Surat Terakhir untuk Ayah

469 16 0
                                    

Dear Ayah,

Hai Ayah, apa kabar?
Asya yakin ayah baik-baik saja, kan?
Maaf kalo tulisan Asya jelek, karena saat ini tangan Asya bergetar hebat. Badan Asya juga sangat lemas, Yah. Kata dokter umur Asya gak akan lama lagi. Percuma kalau Asya di operasi pun cuman ada kemungkinan 3% untuk sembuh.
Mungkin ayah lebih tahu keadaan Asya ketimbang Asya sendiri. Sudah banyak ratusan orang ayah selamatkan dengan kemampuan ayah sebagai spesialis jantung terhebat. Asya tidak meragukan kehebatan ayah..

Asya bangga punya ayah hebat seperti ayah...

Sekarang aku bahagia di sini,Yah, setidaknya tidak merasakan sakit lagi. Asya... Asya bahagia karena di sini ada Bunda. Ada yang sayang sama Asya. Ada yang memperhatikan Asya. Bunda tidak akan membiarkan Asya sendirian lagi.

Ayah di sana tidak sendiri kan?
Ada Mama Indri, ada Anja juga. Sekarang Ayah bisa hidup bahagia bersama keluarga kecil ayah yang tentunya tanpa kehadiran Asya di sana.

Ayah,

Di sini Asya tenang dan damai. Jadi Ayah gak usah khawatir ya? Tapi Asya punya pertanyaan terakhir yang pingin Asya sampaikan. Awalnya Asya mau tanyakan sewaktu Ayah menjenguk Asya di rumah sakit... tapi Ayah gak datang-datang. Jadi di surat ini Asya mau tanya, apa ayah ada setitik rasa sayang buat Asya?

Asya harap... setelah Asya pergi, Ayah bisa sayang sama Asya ya. Jengukin Asya ya, yah. Jangan lupain Asya ❤️

Ayah, sudah dulu ya rasanya tangan Asya gak kuat kalau nulis banyak-banyak. Ini juga tangan Asya bergetar maaf kalau tulisan Asya makin jelek semoga kebaca sama ayah.

Salam,

Asya

Bagas kembali melipat kertas lusuh itu. Setiap kali dia menjenguk Asya dia tidak lupa membaca surat terakhir putrinya. Kini sudah 3 tahun Asya pergi. Dan Bagas selaku ayah yang gagal selalu menjenguk putrinya di setiap tanggal 6 September, hari ulang tahun Asya.

Bagas menatap makam putrinya, rumput-rumput liar ikut menghiasi rumah terakhir Asya.
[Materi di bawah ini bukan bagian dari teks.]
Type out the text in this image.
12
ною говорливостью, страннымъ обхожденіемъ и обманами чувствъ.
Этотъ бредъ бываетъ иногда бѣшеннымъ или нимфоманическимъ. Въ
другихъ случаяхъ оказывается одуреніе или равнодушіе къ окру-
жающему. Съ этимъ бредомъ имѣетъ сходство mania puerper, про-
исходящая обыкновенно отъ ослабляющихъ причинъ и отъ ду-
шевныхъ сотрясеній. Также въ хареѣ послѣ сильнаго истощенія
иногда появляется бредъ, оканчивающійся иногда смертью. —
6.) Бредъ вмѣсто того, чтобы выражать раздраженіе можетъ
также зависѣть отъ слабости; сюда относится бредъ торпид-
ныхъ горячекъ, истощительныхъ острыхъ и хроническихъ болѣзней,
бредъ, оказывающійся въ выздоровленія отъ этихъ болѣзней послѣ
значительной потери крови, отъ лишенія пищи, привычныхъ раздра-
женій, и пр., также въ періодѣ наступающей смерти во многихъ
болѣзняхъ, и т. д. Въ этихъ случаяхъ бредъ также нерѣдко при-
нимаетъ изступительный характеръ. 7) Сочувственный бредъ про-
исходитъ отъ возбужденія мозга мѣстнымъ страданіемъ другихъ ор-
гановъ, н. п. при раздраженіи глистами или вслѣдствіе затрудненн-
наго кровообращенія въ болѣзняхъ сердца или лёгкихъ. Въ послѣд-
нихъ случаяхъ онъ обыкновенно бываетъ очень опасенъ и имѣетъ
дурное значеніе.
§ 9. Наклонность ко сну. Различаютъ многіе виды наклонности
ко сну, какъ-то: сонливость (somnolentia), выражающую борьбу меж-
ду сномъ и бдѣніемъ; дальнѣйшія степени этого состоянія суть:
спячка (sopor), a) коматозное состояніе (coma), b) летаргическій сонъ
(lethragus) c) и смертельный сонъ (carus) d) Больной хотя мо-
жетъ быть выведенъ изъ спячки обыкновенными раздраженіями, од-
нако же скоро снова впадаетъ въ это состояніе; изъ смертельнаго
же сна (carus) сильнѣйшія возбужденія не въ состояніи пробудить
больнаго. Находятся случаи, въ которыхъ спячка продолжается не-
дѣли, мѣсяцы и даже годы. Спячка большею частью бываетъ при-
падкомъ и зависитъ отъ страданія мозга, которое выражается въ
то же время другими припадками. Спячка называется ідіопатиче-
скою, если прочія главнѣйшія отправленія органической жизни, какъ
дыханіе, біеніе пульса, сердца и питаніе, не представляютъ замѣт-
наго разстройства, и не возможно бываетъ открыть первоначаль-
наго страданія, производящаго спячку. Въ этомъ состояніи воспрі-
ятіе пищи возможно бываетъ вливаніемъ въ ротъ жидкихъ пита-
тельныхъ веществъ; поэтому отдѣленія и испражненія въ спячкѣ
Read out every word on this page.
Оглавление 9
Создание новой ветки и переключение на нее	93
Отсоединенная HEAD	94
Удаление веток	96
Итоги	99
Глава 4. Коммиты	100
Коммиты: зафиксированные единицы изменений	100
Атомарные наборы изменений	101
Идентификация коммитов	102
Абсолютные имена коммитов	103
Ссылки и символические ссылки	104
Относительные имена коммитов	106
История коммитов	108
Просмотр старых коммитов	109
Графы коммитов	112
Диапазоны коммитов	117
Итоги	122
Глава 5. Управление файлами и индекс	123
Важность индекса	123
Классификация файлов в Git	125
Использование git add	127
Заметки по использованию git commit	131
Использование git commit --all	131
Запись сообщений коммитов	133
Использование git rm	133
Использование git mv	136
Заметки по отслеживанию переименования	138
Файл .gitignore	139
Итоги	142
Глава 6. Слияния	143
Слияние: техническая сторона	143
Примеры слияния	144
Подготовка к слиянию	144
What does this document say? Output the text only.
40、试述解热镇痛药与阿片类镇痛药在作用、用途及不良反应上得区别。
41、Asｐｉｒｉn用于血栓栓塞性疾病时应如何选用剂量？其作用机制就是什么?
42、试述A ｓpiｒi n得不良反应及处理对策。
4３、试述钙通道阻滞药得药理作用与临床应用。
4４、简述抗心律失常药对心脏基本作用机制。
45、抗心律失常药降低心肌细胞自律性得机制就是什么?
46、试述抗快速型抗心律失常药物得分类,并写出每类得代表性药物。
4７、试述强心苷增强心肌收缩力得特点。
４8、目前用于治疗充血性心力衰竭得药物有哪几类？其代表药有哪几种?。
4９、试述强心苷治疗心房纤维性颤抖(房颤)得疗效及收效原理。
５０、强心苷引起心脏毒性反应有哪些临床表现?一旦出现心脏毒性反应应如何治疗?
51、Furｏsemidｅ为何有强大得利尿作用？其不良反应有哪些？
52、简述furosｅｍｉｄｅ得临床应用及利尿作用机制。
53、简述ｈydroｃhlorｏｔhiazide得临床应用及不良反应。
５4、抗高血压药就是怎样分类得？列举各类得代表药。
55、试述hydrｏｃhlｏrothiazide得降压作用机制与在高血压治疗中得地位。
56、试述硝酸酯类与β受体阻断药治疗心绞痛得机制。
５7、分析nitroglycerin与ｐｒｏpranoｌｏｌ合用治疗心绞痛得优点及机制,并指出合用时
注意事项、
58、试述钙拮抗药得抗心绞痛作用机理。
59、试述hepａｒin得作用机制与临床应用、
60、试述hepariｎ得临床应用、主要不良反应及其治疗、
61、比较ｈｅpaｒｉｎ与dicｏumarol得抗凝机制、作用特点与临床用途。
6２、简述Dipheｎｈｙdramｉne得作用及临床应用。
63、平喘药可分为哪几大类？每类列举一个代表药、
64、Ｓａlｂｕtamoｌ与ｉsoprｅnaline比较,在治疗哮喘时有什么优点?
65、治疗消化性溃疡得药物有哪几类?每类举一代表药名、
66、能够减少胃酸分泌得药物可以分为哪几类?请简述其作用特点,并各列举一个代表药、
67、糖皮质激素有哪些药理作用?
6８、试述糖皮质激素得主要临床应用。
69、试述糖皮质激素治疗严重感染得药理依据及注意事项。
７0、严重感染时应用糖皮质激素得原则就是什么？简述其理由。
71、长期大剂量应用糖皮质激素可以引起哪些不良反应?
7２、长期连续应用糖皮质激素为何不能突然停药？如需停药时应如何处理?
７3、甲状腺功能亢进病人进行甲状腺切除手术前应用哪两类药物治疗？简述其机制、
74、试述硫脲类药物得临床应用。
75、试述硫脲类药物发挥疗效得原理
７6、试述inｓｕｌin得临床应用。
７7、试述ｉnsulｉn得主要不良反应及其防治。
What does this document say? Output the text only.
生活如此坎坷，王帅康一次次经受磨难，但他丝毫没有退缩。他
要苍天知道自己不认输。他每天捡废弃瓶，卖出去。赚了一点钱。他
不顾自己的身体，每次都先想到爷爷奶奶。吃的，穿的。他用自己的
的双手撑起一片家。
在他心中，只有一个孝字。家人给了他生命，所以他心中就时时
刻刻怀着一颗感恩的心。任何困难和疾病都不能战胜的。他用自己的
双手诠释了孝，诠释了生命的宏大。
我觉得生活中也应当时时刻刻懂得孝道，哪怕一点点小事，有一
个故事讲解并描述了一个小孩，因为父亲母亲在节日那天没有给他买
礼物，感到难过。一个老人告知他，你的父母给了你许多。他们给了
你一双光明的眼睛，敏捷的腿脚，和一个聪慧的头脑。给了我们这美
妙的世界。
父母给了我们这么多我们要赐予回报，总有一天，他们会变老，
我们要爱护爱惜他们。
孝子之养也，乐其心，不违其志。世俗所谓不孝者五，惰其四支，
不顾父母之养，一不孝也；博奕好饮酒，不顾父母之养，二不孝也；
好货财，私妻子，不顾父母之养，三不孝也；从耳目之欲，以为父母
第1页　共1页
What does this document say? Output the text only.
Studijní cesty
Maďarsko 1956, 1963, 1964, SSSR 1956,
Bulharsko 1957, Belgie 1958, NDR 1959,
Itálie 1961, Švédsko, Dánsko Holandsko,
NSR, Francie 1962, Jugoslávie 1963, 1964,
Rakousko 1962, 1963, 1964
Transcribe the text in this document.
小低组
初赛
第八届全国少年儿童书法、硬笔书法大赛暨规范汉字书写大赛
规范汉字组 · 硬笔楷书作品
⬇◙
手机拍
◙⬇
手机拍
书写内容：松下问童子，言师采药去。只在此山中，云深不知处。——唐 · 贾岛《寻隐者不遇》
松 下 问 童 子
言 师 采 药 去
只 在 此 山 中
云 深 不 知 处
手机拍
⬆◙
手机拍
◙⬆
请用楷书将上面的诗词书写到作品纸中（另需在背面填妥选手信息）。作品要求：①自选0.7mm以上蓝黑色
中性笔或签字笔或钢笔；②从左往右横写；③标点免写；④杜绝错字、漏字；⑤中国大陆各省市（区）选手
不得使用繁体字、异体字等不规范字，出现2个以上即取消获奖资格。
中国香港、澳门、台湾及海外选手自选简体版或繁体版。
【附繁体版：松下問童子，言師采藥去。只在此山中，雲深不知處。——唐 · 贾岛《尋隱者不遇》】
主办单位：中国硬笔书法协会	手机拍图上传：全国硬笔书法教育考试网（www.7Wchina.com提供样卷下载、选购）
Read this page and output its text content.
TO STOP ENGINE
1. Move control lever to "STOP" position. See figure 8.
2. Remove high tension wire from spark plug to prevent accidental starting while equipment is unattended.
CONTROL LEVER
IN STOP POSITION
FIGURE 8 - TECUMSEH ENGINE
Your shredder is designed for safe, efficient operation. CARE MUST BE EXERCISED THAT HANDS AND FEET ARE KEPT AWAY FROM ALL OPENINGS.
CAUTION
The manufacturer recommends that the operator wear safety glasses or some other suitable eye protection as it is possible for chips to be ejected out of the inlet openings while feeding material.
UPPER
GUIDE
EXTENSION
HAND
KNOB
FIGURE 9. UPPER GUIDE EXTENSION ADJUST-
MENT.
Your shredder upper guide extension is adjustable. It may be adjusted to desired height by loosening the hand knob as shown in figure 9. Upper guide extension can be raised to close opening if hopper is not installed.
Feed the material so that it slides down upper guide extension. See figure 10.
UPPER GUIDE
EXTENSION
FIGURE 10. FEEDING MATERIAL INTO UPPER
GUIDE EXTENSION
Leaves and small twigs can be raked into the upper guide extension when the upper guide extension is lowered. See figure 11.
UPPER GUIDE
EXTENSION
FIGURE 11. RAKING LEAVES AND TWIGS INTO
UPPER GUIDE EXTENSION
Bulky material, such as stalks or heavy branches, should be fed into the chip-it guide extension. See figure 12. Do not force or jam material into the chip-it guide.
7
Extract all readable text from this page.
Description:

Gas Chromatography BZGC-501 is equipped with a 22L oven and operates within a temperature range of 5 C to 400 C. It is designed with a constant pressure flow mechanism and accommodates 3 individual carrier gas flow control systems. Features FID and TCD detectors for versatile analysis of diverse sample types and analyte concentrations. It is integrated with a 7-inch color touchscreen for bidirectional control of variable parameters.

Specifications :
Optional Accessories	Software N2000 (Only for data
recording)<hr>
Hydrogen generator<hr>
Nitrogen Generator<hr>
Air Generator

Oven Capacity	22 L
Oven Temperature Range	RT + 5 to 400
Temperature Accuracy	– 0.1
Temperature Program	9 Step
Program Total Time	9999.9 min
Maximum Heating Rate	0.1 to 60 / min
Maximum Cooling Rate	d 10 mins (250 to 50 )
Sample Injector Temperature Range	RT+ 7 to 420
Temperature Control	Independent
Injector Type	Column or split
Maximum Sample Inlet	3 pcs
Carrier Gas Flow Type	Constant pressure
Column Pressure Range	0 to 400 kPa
Tangan Bagas bergerak membelai nisan bertuliskan Asyanda Maura binti Bagas Sukandja. Seolah tengah membelai kepala putrinya-hal yang tidak pernah Bagas lakukan semasa Asya hidup. Dia benar-benar Ayah terburuk. Bagas membiarkan air matanya mengalir.

"Maafkan Ayah, Sya."

Isak Bagas terdengar. Dia sungguh menyesali semua perbuatan buruknya dulu. Bahkan di waktu terakhir putrinya dia malah menyibukkan diri mengurusi pasien dan menolak panggilan Indri.

"Ayah terlambat, Sya."

Setelah berdoa dan memandang makam Asya cukup lama, Bagas beranjak dari sana. Dia melirik arloji yang ternyata sudah menunjukkan pukul 04.02. berarti dia sudah hampir 3 jam di sana.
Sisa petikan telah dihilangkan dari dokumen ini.